1. With all features, train and evaluate the model performance, this performance value will be our “baseline”
2. For each feature we:
- Randomly permute the feature values on that column, make a new prediction using the new values of features, and evaluate the model (notice that no model re-training will be needed here)
- Then take the difference between the baseline and the new performance
- Multiply the resulting value by minus one
- Now we have the importance value for that feature
3. At the end we just sort the features by its importance values, so we can rank their relative importance

Now we can still compute feature importance estimates, but with a cost of a single backtest run for the whole feature set. Also, for highly correlated features, its importances won’t be nullified by each other. In an extreme case, if we have two identical features, the total importance will be distributed between the two of them.

Practical considerations

Because of the stochastic nature of this technique, the feature importances will have some level of variance between each different execution (or between each different seed value, if you use them when generating random numbers). To have better confidence in the estimates we may want to have a more stable measure, we can do that by running this algorithm multiple times, (with different random seeds, if you use them) and then take the average of the importances. However, the computation time will increase a bit, so it will be a trade-off we will need to make between the metric stability and the additional computation cost.

Another important thing to remember is to use separate training and validation sets for this procedure, and to evaluate the feature importances only on the validation set. Otherwise, we would not be generating estimates that generalize to unseen data in production, which is usually the goal for this whole method.

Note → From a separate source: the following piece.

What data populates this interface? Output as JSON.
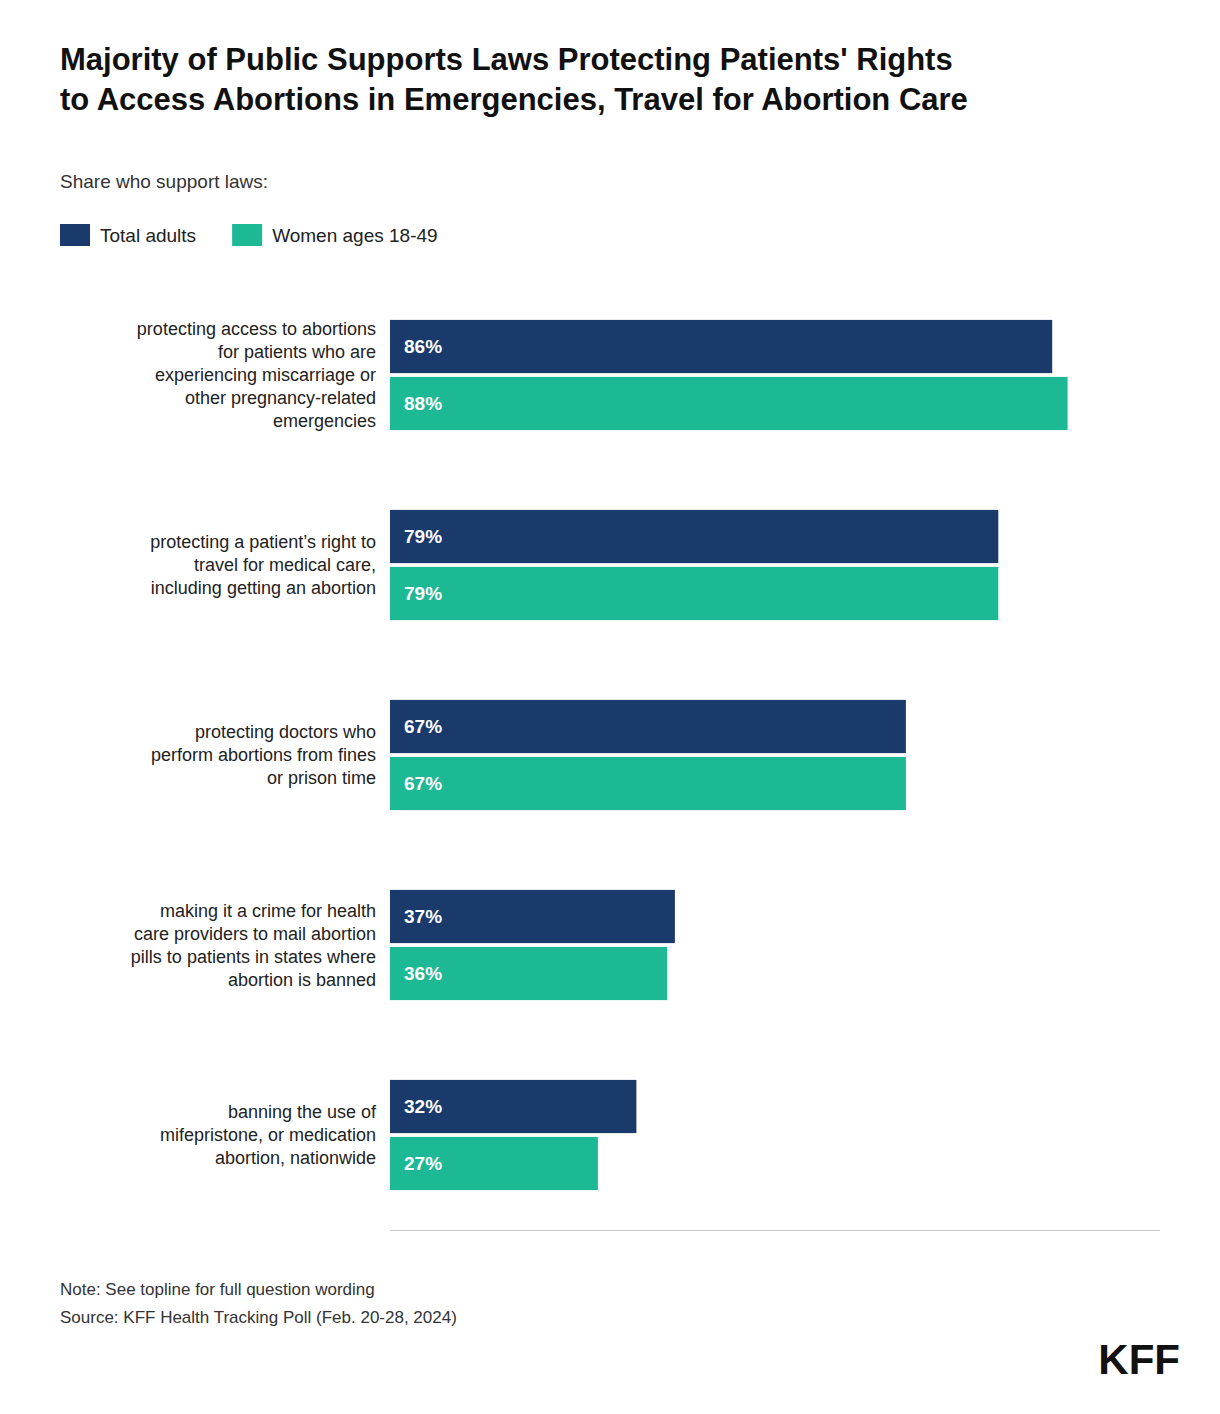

Finally, if you happen to be using only linear models, it might be worth it relying on the linear coefficients instead, as it would incur zero computation costs and their relationship with the outputs could be somewhat simpler to understand.

Existing implementations

For concrete usage in Python, there are good open-source implementations for the Permutation Importance, which are well tested and supported. ELI5 is a package focused on model interpretation techniques, which includes a module for Permutation Importance. More recently, scikit-learn has also added a module for Permutation Importance, this is the actual implementation we chose to use given that we already use a lot from this package. Also, because of its simplicity, implementing the algorithm from scratch could be another reasonable option, especially if you would want to customize some aspects of the algorithm.

How we use it at Legiti

Currently, the permutation feature importances are the main feedback mechanism we use at Legiti for decisions regarding features. Both to evaluate which features would be most beneficial to add to our production models, and to validate our hypotheses regarding our intuitions on new features we are exploring.

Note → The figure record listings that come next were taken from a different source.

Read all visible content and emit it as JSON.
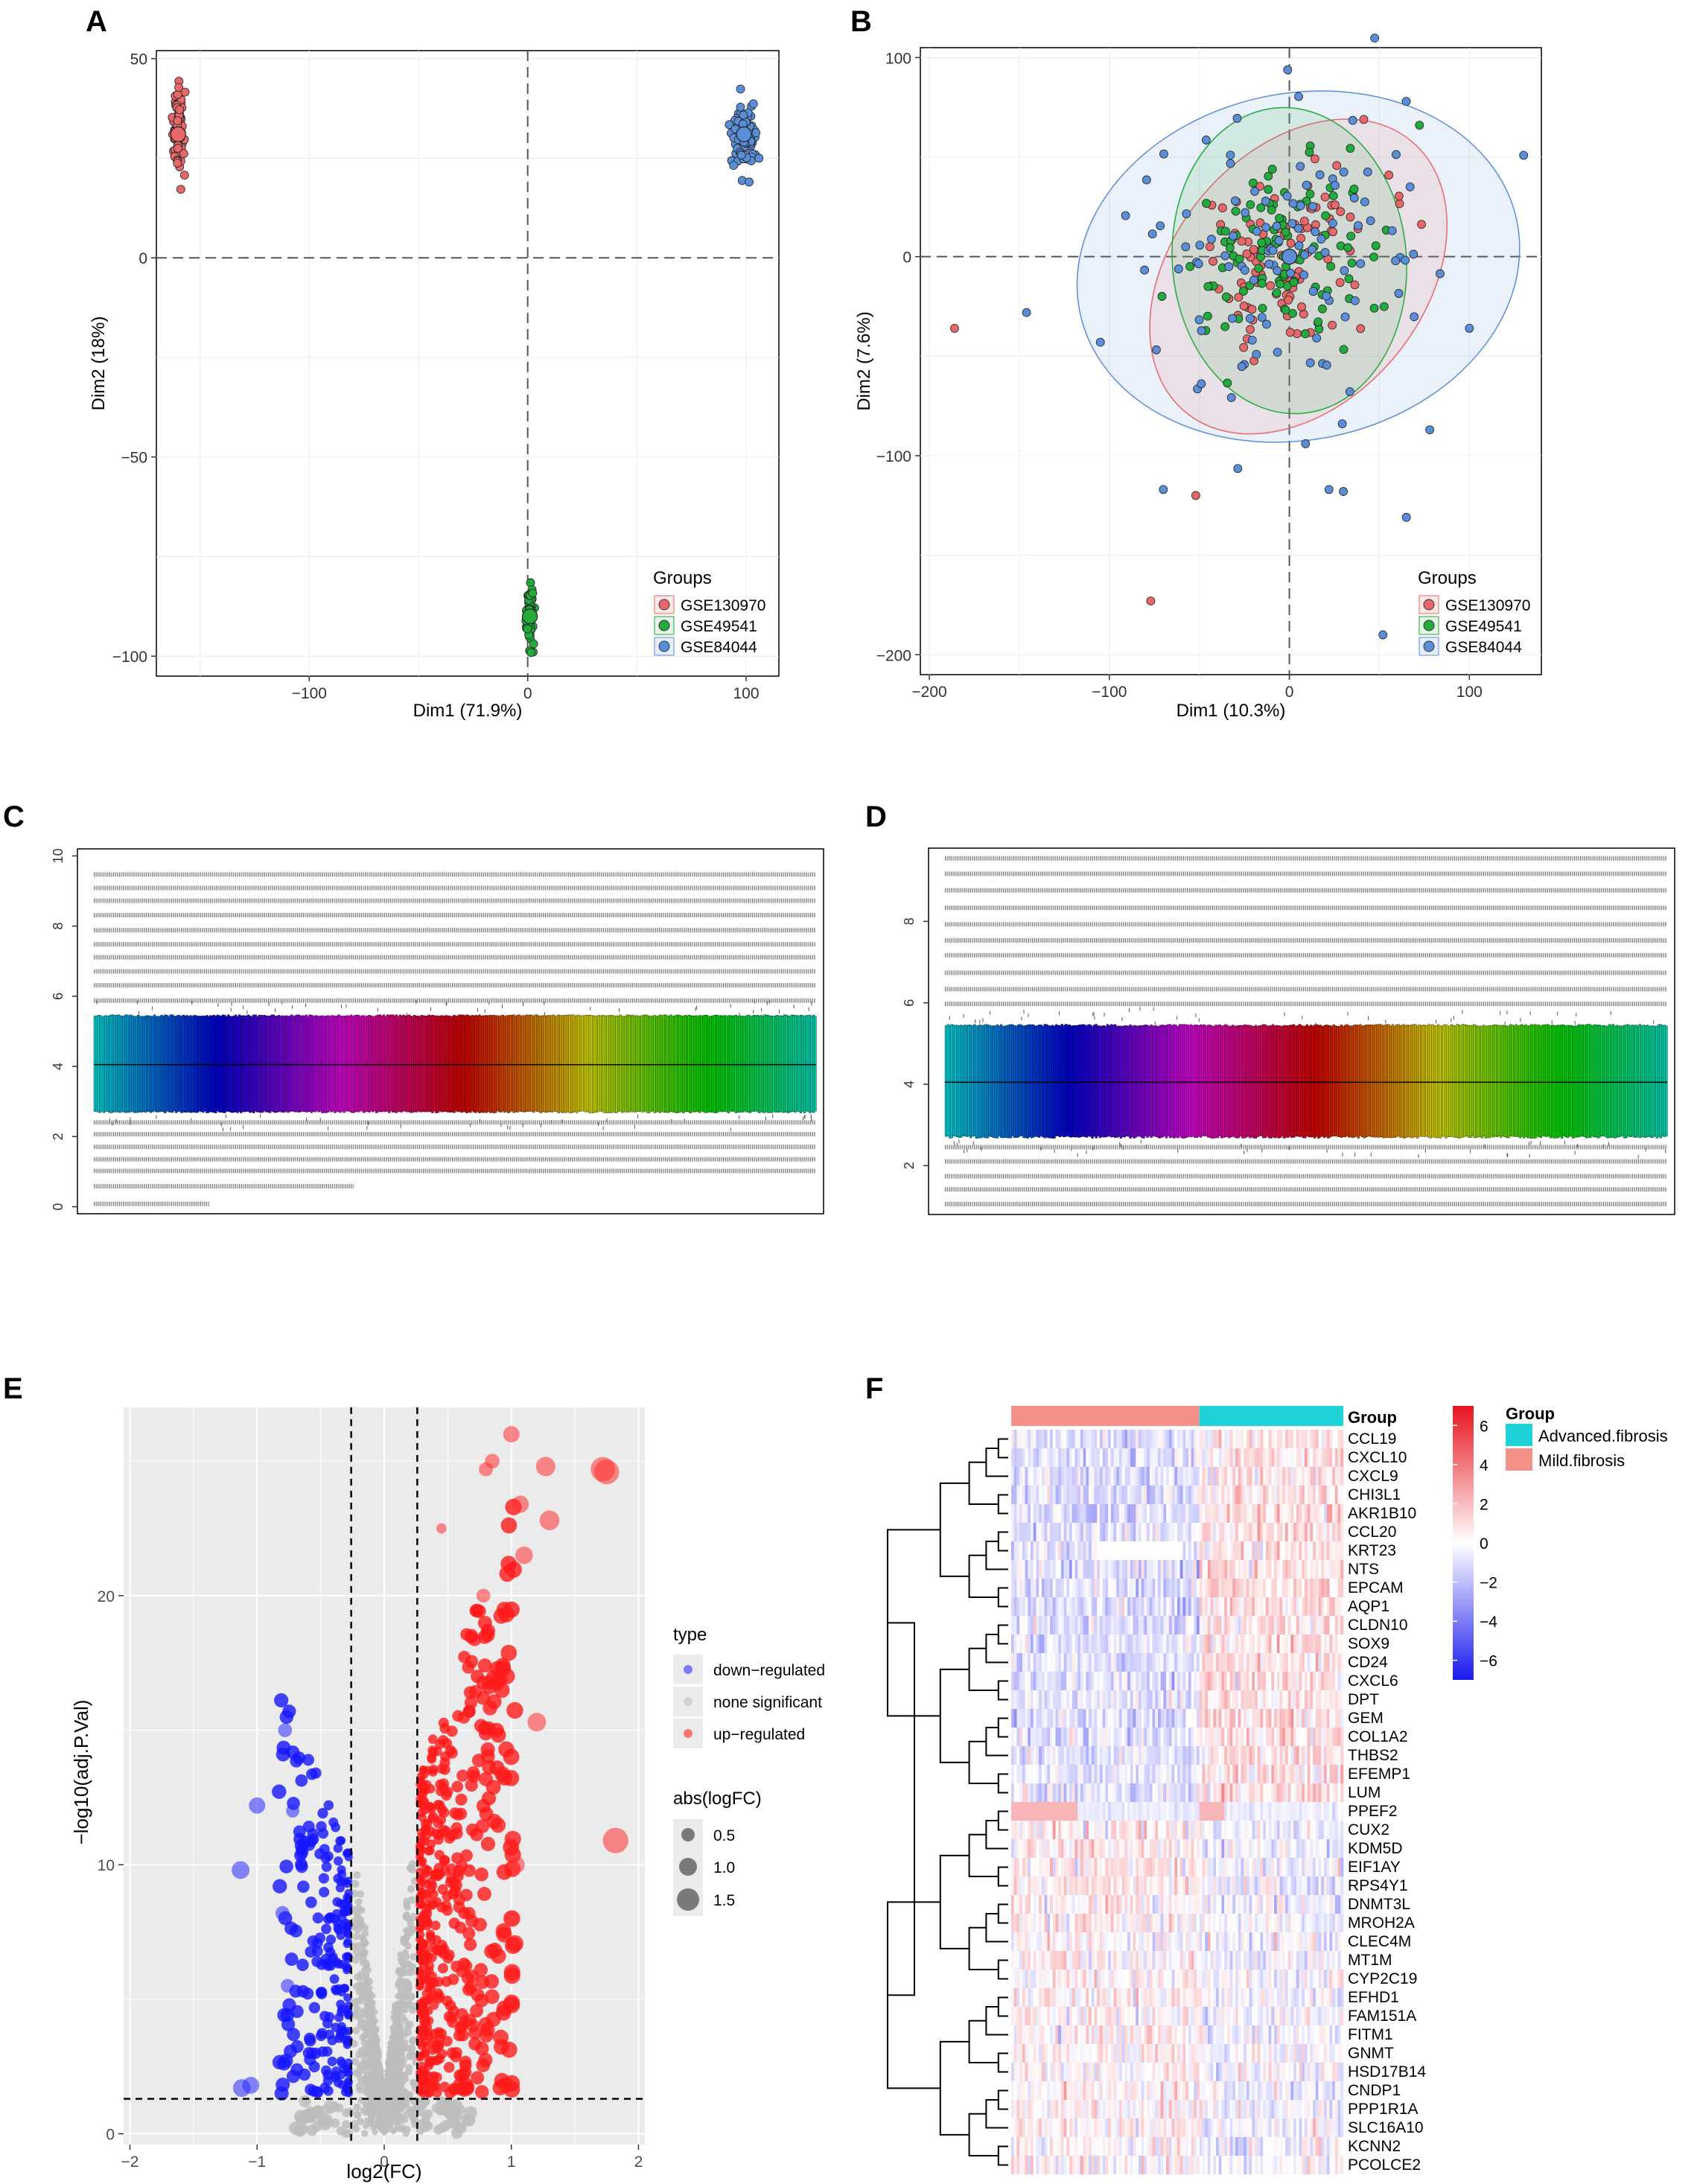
{
  "panels": {
    "A": {
      "letter": "A"
    },
    "B": {
      "letter": "B"
    },
    "C": {
      "letter": "C"
    },
    "D": {
      "letter": "D"
    },
    "E": {
      "letter": "E"
    },
    "F": {
      "letter": "F"
    }
  },
  "colors": {
    "gse130970": "#e8686a",
    "gse49541": "#22aa3c",
    "gse84044": "#5a8ed8",
    "down": "#1f1fff",
    "none": "#bdbdbd",
    "up": "#ff2020",
    "heat_high": "#e8141e",
    "heat_low": "#1a1aee",
    "advanced": "#1fd3d8",
    "mild": "#f4928a",
    "panel_bg_e": "#ebebeb"
  },
  "chart_data": [
    {
      "id": "A",
      "type": "scatter",
      "xlabel": "Dim1 (71.9%)",
      "ylabel": "Dim2 (18%)",
      "xlim": [
        -170,
        115
      ],
      "ylim": [
        -105,
        52
      ],
      "xticks": [
        {
          "v": -100,
          "label": "−100"
        },
        {
          "v": 0,
          "label": "0"
        },
        {
          "v": 100,
          "label": "100"
        }
      ],
      "yticks": [
        {
          "v": 50,
          "label": "50"
        },
        {
          "v": 0,
          "label": "0"
        },
        {
          "v": -50,
          "label": "−50"
        },
        {
          "v": -100,
          "label": "−100"
        }
      ],
      "legend_title": "Groups",
      "legend": [
        "GSE130970",
        "GSE49541",
        "GSE84044"
      ],
      "clusters": [
        {
          "name": "GSE130970",
          "cx": -160,
          "cy": 31,
          "sx": 1.2,
          "sy": 5,
          "n": 75
        },
        {
          "name": "GSE49541",
          "cx": 1,
          "cy": -90,
          "sx": 0.8,
          "sy": 3.5,
          "n": 70
        },
        {
          "name": "GSE84044",
          "cx": 99,
          "cy": 31,
          "sx": 2.5,
          "sy": 4,
          "n": 110
        }
      ]
    },
    {
      "id": "B",
      "type": "scatter",
      "xlabel": "Dim1 (10.3%)",
      "ylabel": "Dim2 (7.6%)",
      "xlim": [
        -205,
        140
      ],
      "ylim": [
        -210,
        105
      ],
      "xticks": [
        {
          "v": -200,
          "label": "−200"
        },
        {
          "v": -100,
          "label": "−100"
        },
        {
          "v": 0,
          "label": "0"
        },
        {
          "v": 100,
          "label": "100"
        }
      ],
      "yticks": [
        {
          "v": 100,
          "label": "100"
        },
        {
          "v": 0,
          "label": "0"
        },
        {
          "v": -100,
          "label": "−100"
        },
        {
          "v": -200,
          "label": "−200"
        }
      ],
      "legend_title": "Groups",
      "legend": [
        "GSE130970",
        "GSE49541",
        "GSE84044"
      ],
      "ellipses": [
        {
          "name": "GSE84044",
          "cx": 5,
          "cy": -5,
          "rx": 124,
          "ry": 87,
          "angle": -12
        },
        {
          "name": "GSE130970",
          "cx": 5,
          "cy": -10,
          "rx": 98,
          "ry": 63,
          "angle": -50
        },
        {
          "name": "GSE49541",
          "cx": 0,
          "cy": -2,
          "rx": 65,
          "ry": 77,
          "angle": -5
        }
      ],
      "clusters": [
        {
          "name": "GSE130970",
          "cx": 0,
          "cy": 0,
          "sx": 25,
          "sy": 24,
          "n": 100
        },
        {
          "name": "GSE49541",
          "cx": 0,
          "cy": 0,
          "sx": 25,
          "sy": 26,
          "n": 110
        },
        {
          "name": "GSE84044",
          "cx": 0,
          "cy": 0,
          "sx": 45,
          "sy": 35,
          "n": 110
        }
      ],
      "outliers": [
        {
          "name": "GSE130970",
          "x": -186,
          "y": -36
        },
        {
          "name": "GSE130970",
          "x": -52,
          "y": -120
        },
        {
          "name": "GSE130970",
          "x": -77,
          "y": -173
        },
        {
          "name": "GSE84044",
          "x": -70,
          "y": -117
        },
        {
          "name": "GSE84044",
          "x": 22,
          "y": -117
        },
        {
          "name": "GSE84044",
          "x": 30,
          "y": -118
        },
        {
          "name": "GSE84044",
          "x": 65,
          "y": -131
        },
        {
          "name": "GSE84044",
          "x": 52,
          "y": -190
        },
        {
          "name": "GSE84044",
          "x": 78,
          "y": -87
        },
        {
          "name": "GSE84044",
          "x": 9,
          "y": -94
        },
        {
          "name": "GSE84044",
          "x": 100,
          "y": -36
        },
        {
          "name": "GSE84044",
          "x": -105,
          "y": -43
        }
      ]
    },
    {
      "id": "C",
      "type": "boxplot",
      "ylim": [
        -0.2,
        10.2
      ],
      "yticks": [
        0,
        2,
        4,
        6,
        8,
        10
      ],
      "n_samples": 400,
      "box": {
        "q1": 2.7,
        "median": 4.05,
        "q3": 5.45
      }
    },
    {
      "id": "D",
      "type": "boxplot",
      "ylim": [
        0.8,
        9.8
      ],
      "yticks": [
        2,
        4,
        6,
        8
      ],
      "n_samples": 380,
      "box": {
        "q1": 2.7,
        "median": 4.05,
        "q3": 5.45
      }
    },
    {
      "id": "E",
      "type": "scatter",
      "xlabel": "log2(FC)",
      "ylabel": "−log10(adj.P.Val)",
      "xlim": [
        -2.05,
        2.05
      ],
      "ylim": [
        -0.4,
        27
      ],
      "xticks": [
        {
          "v": -2,
          "label": "−2"
        },
        {
          "v": -1,
          "label": "−1"
        },
        {
          "v": 0,
          "label": "0"
        },
        {
          "v": 1,
          "label": "1"
        },
        {
          "v": 2,
          "label": "2"
        }
      ],
      "yticks": [
        {
          "v": 0,
          "label": "0"
        },
        {
          "v": 10,
          "label": "10"
        },
        {
          "v": 20,
          "label": "20"
        }
      ],
      "fc_cutoff": 0.26,
      "p_cutoff": 1.3,
      "legend_type_title": "type",
      "legend_type": [
        "down−regulated",
        "none significant",
        "up−regulated"
      ],
      "legend_size_title": "abs(logFC)",
      "legend_size": [
        "0.5",
        "1.0",
        "1.5"
      ],
      "extreme_points": [
        {
          "x": 1.0,
          "y": 26.0
        },
        {
          "x": 0.85,
          "y": 25.0
        },
        {
          "x": 0.8,
          "y": 24.7
        },
        {
          "x": 1.27,
          "y": 24.8
        },
        {
          "x": 1.72,
          "y": 24.7
        },
        {
          "x": 1.75,
          "y": 24.6
        },
        {
          "x": 1.3,
          "y": 22.8
        },
        {
          "x": 1.07,
          "y": 23.4
        },
        {
          "x": 1.1,
          "y": 21.5
        },
        {
          "x": 0.45,
          "y": 22.5
        },
        {
          "x": 0.78,
          "y": 20.0
        },
        {
          "x": 1.82,
          "y": 10.9
        },
        {
          "x": 1.2,
          "y": 15.3
        },
        {
          "x": 1.04,
          "y": 10.0
        },
        {
          "x": 1.0,
          "y": 8.0
        },
        {
          "x": -1.12,
          "y": 1.7
        },
        {
          "x": -1.05,
          "y": 1.8
        },
        {
          "x": -1.13,
          "y": 9.8
        },
        {
          "x": -1.0,
          "y": 12.2
        },
        {
          "x": -0.78,
          "y": 15.0
        },
        {
          "x": -0.72,
          "y": 12.0
        },
        {
          "x": -0.76,
          "y": 5.5
        },
        {
          "x": -0.8,
          "y": 8.2
        }
      ]
    },
    {
      "id": "F",
      "type": "heatmap",
      "genes": [
        "CCL19",
        "CXCL10",
        "CXCL9",
        "CHI3L1",
        "AKR1B10",
        "CCL20",
        "KRT23",
        "NTS",
        "EPCAM",
        "AQP1",
        "CLDN10",
        "SOX9",
        "CD24",
        "CXCL6",
        "DPT",
        "GEM",
        "COL1A2",
        "THBS2",
        "EFEMP1",
        "LUM",
        "PPEF2",
        "CUX2",
        "KDM5D",
        "EIF1AY",
        "RPS4Y1",
        "DNMT3L",
        "MROH2A",
        "CLEC4M",
        "MT1M",
        "CYP2C19",
        "EFHD1",
        "FAM151A",
        "FITM1",
        "GNMT",
        "HSD17B14",
        "CNDP1",
        "PPP1R1A",
        "SLC16A10",
        "KCNN2",
        "PCOLCE2"
      ],
      "groups": {
        "mild_fraction": 0.57
      },
      "annotation_label": "Group",
      "legend_group_title": "Group",
      "legend_groups": [
        "Advanced.fibrosis",
        "Mild.fibrosis"
      ],
      "scale": [
        {
          "v": 6,
          "label": "6"
        },
        {
          "v": 4,
          "label": "4"
        },
        {
          "v": 2,
          "label": "2"
        },
        {
          "v": 0,
          "label": "0"
        },
        {
          "v": -2,
          "label": "−2"
        },
        {
          "v": -4,
          "label": "−4"
        },
        {
          "v": -6,
          "label": "−6"
        }
      ],
      "scale_range": [
        -7,
        7
      ],
      "n_samples": 120
    }
  ]
}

Another interesting usage we have been considering is to integrate it into our feature selection process with Optimus. Optimus is our in-house Auto-ML module for feature selection and hyper-parameter optimization. If you are interested to know a bit more, you are welcome to also check the article we wrote about it.

Summary

In this post, we gave an overview of the Permutation Importance technique. We have mostly focused on the overall intuition behind the algorithm, but if you are still interested you can find the complete details from the paper. Checking both the code and documentation in ELI5 and scikit-learn packages might also help bring a more concrete understanding of the mechanisms.

This has been an exceptionally useful tool to help in fighting fraud here at Legiti, but we believe it would also be as useful for any other predictive challenge.